An example: a landlord wanted to make it so that their tenants wouldn't throw keg parties (can you tell that we are in a college town?), so the landlord wrote a $500 fee into the lease if there was a keg in the apartment. This backfired. The tenants who had massive, obtrusive, keg parties made more at the door than the $500, and therefore were happy(ish) to pay the fee and just keep doing it every weekend. Because it was only a fee, and not a restriction in the lease (like a clause in the lease saying "no keg parties"), the landlord couldn't issue an eviction notice for the parties and restrict their tenant's ability to throw the parties. And, the landlord in this situation had rights all along to charge for any damages done by the party.

So, an alternative is this: put a clause in the lease restricting the activity you wish to discourage (along the lines of: "no keg parties"). You could add a clause saying that those who throw keg parties will be charged for damages done as a result (which is true whether or not you put a clause like that into the lease). This allows a landlord to issue an eviction notice for the behavior they don't like (unauthorized pets, keg parties, whatever it is for you), and still charge for damages as a result of those activities. 


One more thing

Normally, the terms of a contract are developed together through negotiation by all impacted parties. But, that doesn't really happen in tenant-landlord law. Contractually, there's a power differential, in which the landlord decides on the terms, and the tenant doesn't usually negotiate, but instead, simply accepts or rejects the contract in full. As a result, a legal thought process called "contra proferentem" comes into play.

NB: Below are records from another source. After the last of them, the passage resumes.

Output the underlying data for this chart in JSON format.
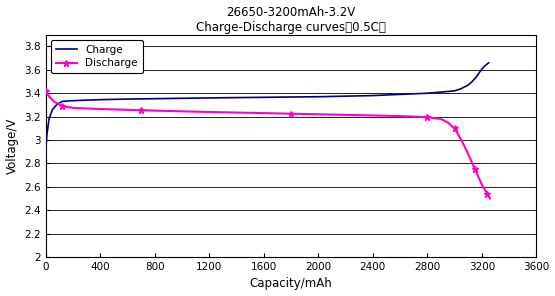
{
  "title_line1": "26650-3200mAh-3.2V",
  "title_line2": "Charge-Discharge curves（0.5C）",
  "xlabel": "Capacity/mAh",
  "ylabel": "Voltage/V",
  "xlim": [
    0,
    3600
  ],
  "ylim": [
    2.0,
    3.9
  ],
  "xticks": [
    0,
    400,
    800,
    1200,
    1600,
    2000,
    2400,
    2800,
    3200,
    3600
  ],
  "yticks": [
    2.0,
    2.2,
    2.4,
    2.6,
    2.8,
    3.0,
    3.2,
    3.4,
    3.6,
    3.8
  ],
  "charge_color": "#000080",
  "discharge_color": "#FF00CC",
  "bg_color": "#FFFFFF",
  "legend_charge": "Charge",
  "legend_discharge": "Discharge",
  "charge_x": [
    0,
    10,
    25,
    50,
    80,
    120,
    180,
    280,
    400,
    600,
    900,
    1200,
    1600,
    2000,
    2400,
    2800,
    3000,
    3050,
    3100,
    3130,
    3160,
    3190,
    3210,
    3230,
    3250
  ],
  "charge_y": [
    2.9,
    3.05,
    3.18,
    3.26,
    3.3,
    3.33,
    3.335,
    3.34,
    3.345,
    3.35,
    3.355,
    3.36,
    3.365,
    3.37,
    3.38,
    3.4,
    3.42,
    3.44,
    3.47,
    3.5,
    3.54,
    3.59,
    3.62,
    3.64,
    3.66
  ],
  "discharge_x": [
    0,
    20,
    60,
    120,
    200,
    400,
    700,
    1000,
    1400,
    1800,
    2200,
    2600,
    2800,
    2900,
    2950,
    3000,
    3050,
    3100,
    3150,
    3200,
    3220,
    3240,
    3260
  ],
  "discharge_y": [
    3.42,
    3.38,
    3.33,
    3.29,
    3.275,
    3.265,
    3.255,
    3.245,
    3.235,
    3.225,
    3.215,
    3.205,
    3.195,
    3.18,
    3.15,
    3.1,
    3.0,
    2.88,
    2.75,
    2.62,
    2.58,
    2.54,
    2.5
  ]
}
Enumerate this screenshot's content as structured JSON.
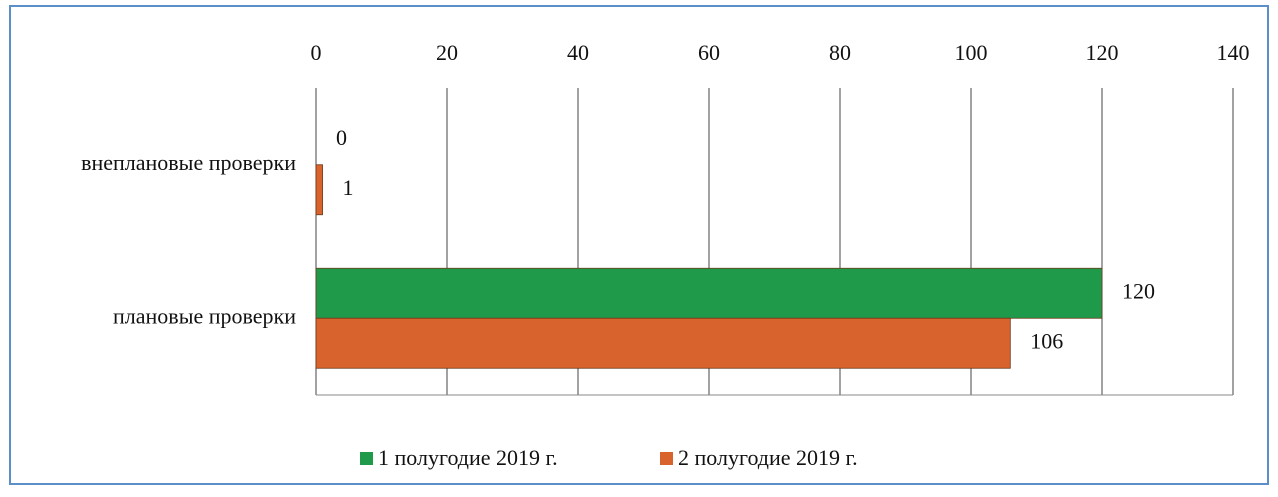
{
  "chart_data": {
    "type": "bar",
    "orientation": "horizontal",
    "categories": [
      "внеплановые проверки",
      "плановые проверки"
    ],
    "series": [
      {
        "name": "1 полугодие 2019 г.",
        "color": "#1f9a4b",
        "values": [
          0,
          120
        ]
      },
      {
        "name": "2 полугодие 2019 г.",
        "color": "#d8632c",
        "values": [
          1,
          106
        ]
      }
    ],
    "xlim": [
      0,
      140
    ],
    "xticks": [
      0,
      20,
      40,
      60,
      80,
      100,
      120,
      140
    ],
    "grid": true,
    "legend": "bottom",
    "data_labels": true
  }
}
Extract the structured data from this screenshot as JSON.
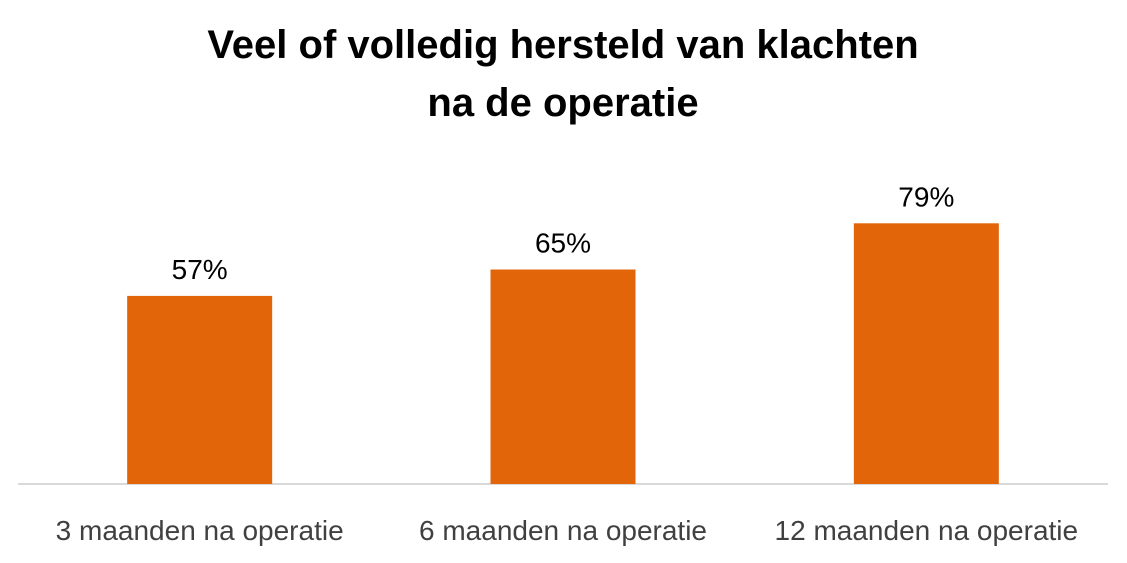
{
  "chart_data": {
    "type": "bar",
    "title_lines": [
      "Veel of volledig hersteld van klachten",
      "na de operatie"
    ],
    "categories": [
      "3 maanden na operatie",
      "6 maanden na operatie",
      "12 maanden na operatie"
    ],
    "values": [
      57,
      65,
      79
    ],
    "data_labels": [
      "57%",
      "65%",
      "79%"
    ],
    "value_unit": "%",
    "ylim": [
      0,
      100
    ],
    "grid": false,
    "legend": "none",
    "bar_color": "#E36509",
    "axis_color": "#D9D9D9"
  }
}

Contra proferentem is a latin term to indicate that courts should interpret "ambiguous [contract] language "most strongly" against the maker or drafter." Moran v. Shern, 60 Wis.2d 39, 49, 208 N.W.2d 348 (1973). The rule is often applied to "aid a party whose bargaining power was less than that of the draftsperson." 5 Corbin, Corbin on Contracts §§ 24.27, at 292 (Kniffen & Perillo ed. 1998). 

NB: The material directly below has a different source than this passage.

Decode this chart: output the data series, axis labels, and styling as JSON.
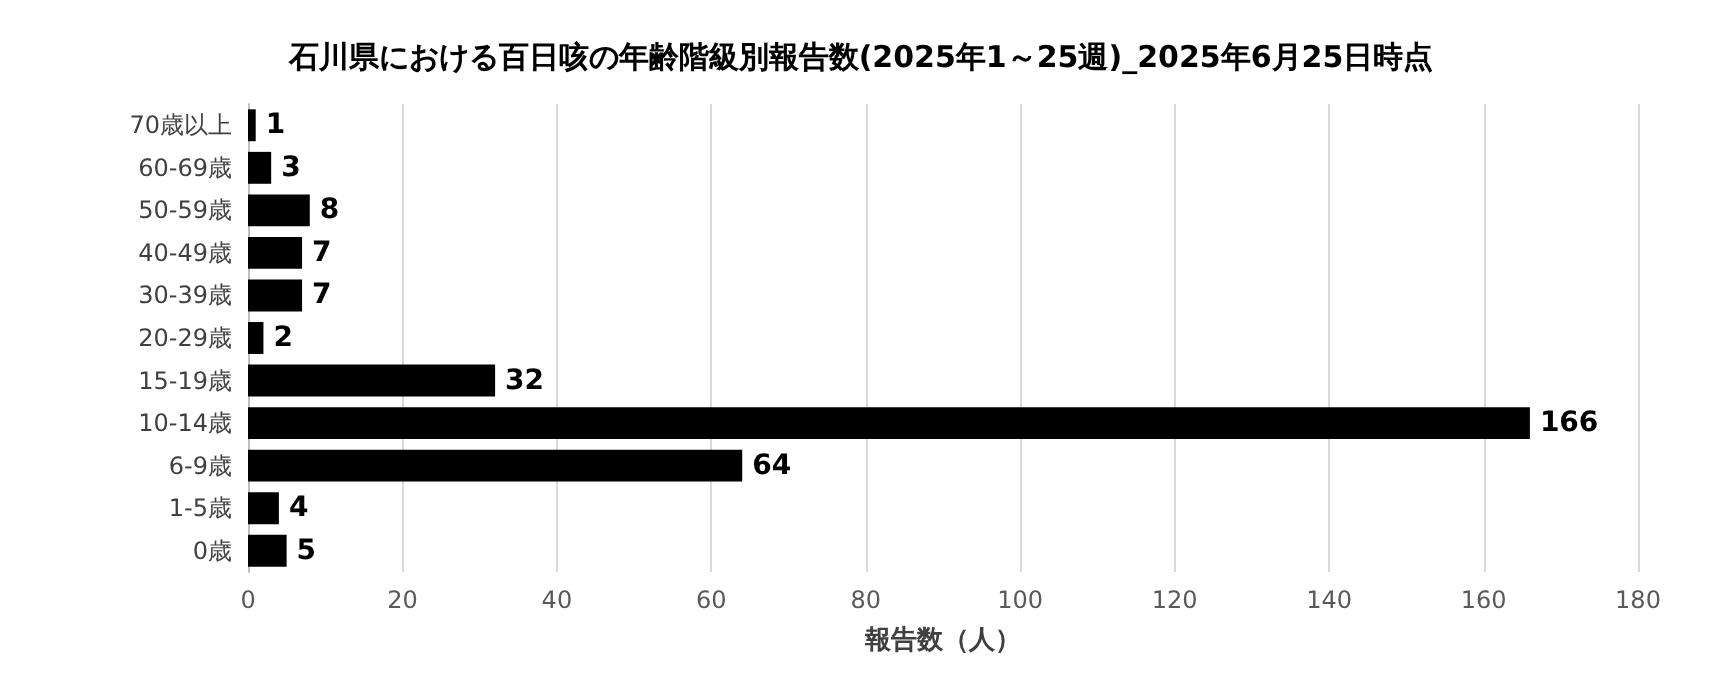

When looking at something like fees, there are different ways to interpret the language in a lease. However, because of the legal concept of "contra proferentem," we need to read ambiguous language in a way that benefits the tenant, since the tenant did not draft the contract itself - the landlord did.


I know I already said this, but: it's really important that you know that we are not attorneys, and that this isn't legal advice. If what we've written here doesn't sound right to you, talk about it with someone you trust. For help finding an attorney, check out our attorney referral list.